The thump on my head felt like a sock full of sand and she hit on the left side of the back of my skull. I believe she made contact with one side of her breast bone’s keel that contains muscles connected to her wing. Ironically, I believe I caused the collision since I had just reached the kestrel box to unfasten its hook. As I raised the hinged lid, I leaned to the left to allow the lid to pass my face and the hawk was too close to avoid hitting me.

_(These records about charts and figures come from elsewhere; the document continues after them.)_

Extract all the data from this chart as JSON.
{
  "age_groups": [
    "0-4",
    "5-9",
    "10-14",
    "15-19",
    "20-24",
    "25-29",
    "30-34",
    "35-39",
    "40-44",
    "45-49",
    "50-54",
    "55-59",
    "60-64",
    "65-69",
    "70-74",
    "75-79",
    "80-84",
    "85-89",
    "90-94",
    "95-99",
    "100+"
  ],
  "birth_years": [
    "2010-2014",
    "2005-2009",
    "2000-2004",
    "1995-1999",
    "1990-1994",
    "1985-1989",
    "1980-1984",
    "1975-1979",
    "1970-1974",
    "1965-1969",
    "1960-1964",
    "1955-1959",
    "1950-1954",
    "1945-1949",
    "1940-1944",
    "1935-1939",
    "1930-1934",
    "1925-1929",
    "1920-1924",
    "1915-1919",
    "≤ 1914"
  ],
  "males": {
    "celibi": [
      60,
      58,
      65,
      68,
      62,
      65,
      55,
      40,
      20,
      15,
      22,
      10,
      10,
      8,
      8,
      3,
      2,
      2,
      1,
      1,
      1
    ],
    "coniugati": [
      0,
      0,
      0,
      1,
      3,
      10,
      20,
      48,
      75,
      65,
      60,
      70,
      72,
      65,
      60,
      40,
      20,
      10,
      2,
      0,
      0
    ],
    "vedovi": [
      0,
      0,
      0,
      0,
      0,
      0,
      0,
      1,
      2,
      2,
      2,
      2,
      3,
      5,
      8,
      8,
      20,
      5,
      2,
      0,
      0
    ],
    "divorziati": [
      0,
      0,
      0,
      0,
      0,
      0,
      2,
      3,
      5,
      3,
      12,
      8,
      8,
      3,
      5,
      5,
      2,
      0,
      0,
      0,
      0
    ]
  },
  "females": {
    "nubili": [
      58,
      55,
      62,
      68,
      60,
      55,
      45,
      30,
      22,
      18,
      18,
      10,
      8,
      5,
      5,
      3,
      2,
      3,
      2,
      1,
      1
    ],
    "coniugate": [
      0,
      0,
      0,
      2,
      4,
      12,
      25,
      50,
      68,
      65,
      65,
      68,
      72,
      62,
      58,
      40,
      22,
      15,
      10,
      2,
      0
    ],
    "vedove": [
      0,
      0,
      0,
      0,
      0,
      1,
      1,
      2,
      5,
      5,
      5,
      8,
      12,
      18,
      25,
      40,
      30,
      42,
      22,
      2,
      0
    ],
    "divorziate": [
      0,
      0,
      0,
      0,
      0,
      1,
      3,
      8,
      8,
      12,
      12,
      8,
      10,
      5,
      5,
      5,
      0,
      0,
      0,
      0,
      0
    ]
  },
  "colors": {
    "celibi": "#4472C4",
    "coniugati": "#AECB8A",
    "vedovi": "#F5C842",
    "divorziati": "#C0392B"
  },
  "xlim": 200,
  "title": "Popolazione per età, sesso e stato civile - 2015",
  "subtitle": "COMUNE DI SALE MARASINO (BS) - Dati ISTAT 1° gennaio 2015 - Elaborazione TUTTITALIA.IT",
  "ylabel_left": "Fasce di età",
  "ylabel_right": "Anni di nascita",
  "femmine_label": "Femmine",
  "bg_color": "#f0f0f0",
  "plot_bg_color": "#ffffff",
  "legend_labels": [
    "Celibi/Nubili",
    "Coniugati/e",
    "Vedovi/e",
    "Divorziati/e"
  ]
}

Was she hurt? No, she flew fifty or more yards east to land on the utility wire to prepare for more passes. After I counted a family of five nestlings, I gently picked one up, and descended the ladder to join a laughing Dick Phillips. I handed the youngster to Dick, and then I went about writing band numbers and other information in my banding book. Dick held the bird’s body to present its leg to the jaws of my banding plyers. After I closed the leg band around the falcon’s tarsus, Dick climbed the ladder to return the nestling to its nest, after which he selected the second bird to be banded.

As Dick approached the top of the ladder, the determined mother launched another attack, and as she was within ten yards of her target, I blasted her with a loud, forceful pish-h-h-h. Hearing the pish, she veered off course to pass Dick and circled for a second attempt. I pished again to deter her. This went on for each trip up the ladder to return one and select another nestling to be banded. The good news is, her added attacks told us that she had not been injured when she delivered her first protest to my head.

Much is being reported on the decline of the kestrel population during recent decades, but every kestrel nestbox project that I am aware of has successfully raised our continent’s smallest falcon. We need more conservation projects to answer the small falcon’s need. So, conserve on!